TheNinkyNonkyIsATardis · 03/12/2024 10:48

I hate being "mothered" at work. It's a very ageist way to behave, and usually comes with a side-serving of misogyny.

Nobody would think it appropriate for a new starter to "grandad" older colleagues, so why is it ok the other way around?

Brefugee · 03/12/2024 10:54

HeddaGarbled · 03/12/2024 01:16

It was just a throw-away attempt at humour, not worthy of being analysed to this degree.

However, don’t you watch them make mistakes and want to give them a bit of ‘older person, been there, done that, got the scars’ advice?
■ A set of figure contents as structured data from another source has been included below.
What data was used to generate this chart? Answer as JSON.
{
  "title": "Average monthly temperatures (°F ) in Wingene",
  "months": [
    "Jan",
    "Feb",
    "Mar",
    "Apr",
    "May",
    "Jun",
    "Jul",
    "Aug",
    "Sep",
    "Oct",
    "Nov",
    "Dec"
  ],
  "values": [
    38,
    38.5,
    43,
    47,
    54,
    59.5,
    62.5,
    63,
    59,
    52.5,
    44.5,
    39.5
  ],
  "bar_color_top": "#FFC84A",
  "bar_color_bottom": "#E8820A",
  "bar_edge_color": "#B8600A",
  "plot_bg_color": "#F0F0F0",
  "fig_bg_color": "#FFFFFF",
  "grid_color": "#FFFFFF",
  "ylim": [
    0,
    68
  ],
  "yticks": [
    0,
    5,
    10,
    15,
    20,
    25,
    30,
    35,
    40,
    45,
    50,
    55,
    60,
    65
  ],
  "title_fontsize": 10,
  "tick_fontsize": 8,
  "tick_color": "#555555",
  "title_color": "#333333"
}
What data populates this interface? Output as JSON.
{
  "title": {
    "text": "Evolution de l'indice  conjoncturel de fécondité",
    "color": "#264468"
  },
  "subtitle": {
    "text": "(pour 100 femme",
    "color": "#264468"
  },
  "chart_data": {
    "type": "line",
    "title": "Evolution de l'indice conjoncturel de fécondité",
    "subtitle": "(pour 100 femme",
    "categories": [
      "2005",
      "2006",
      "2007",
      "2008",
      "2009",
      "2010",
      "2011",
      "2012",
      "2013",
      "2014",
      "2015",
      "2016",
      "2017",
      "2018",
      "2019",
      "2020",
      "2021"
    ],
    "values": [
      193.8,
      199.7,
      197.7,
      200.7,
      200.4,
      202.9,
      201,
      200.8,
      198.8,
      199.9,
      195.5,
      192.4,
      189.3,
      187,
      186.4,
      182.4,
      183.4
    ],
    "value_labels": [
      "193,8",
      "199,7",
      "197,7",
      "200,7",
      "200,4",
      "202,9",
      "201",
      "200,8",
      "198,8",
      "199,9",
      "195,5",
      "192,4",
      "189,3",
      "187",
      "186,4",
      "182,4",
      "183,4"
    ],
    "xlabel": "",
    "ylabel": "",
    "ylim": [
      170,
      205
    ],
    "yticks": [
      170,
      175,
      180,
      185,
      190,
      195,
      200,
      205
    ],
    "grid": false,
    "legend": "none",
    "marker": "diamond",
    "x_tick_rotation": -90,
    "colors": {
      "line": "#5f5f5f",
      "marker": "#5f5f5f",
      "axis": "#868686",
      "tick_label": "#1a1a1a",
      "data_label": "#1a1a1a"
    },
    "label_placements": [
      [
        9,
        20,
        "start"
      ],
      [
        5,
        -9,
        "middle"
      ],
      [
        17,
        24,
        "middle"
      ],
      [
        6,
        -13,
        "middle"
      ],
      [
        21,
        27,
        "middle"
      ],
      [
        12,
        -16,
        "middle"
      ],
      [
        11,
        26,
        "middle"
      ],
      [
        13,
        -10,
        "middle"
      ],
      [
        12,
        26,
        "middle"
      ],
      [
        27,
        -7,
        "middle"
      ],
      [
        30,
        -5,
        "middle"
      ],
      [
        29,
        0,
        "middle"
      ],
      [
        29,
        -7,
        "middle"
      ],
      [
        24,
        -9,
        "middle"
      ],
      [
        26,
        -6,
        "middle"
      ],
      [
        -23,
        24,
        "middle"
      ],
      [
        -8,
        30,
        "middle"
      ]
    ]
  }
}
i was specifically recruited because i am older. I am partly there to be a balance between "ohhh shiny we can do that with an App/get the devs to make an app" and "we used to send actual invoices on actual paper"

it works really well, i show them the benefit - sometimes - of using a piece of paper or an excel sheet to track projects, and they show me how i can ditch Excel in favour of Power Apps etc etc.

And every "disaster" we've had since i've been there, has often been the first time for many of them, but i've seen it all before and i already know how to handle a lot of them.

None of that is mothering. Even when i march them in to the kitchen to show them the mess they have left after lunch, and that i expect it to be clean and tidy when i want to make my cup of tea.

hazelnutvanillalatte · 03/12/2024 11:03

I do a bit and I'm early 30s. The last time I went out, I was only concerned with helping girls who were too drunk or trying to fend off creepy men. That was a big change!

Brefugee · 03/12/2024 11:09

That's not mothering them, that is women sticking together.

SerafinasGoose · 03/12/2024 11:12

More bloody misogyny. Women are not default carers, nor are we support humans.

It may be that, given particular circumstances encountered in my own workplace, I'm in a particularly unaccommodating mood today. But this kind of attitude makes me want to vom.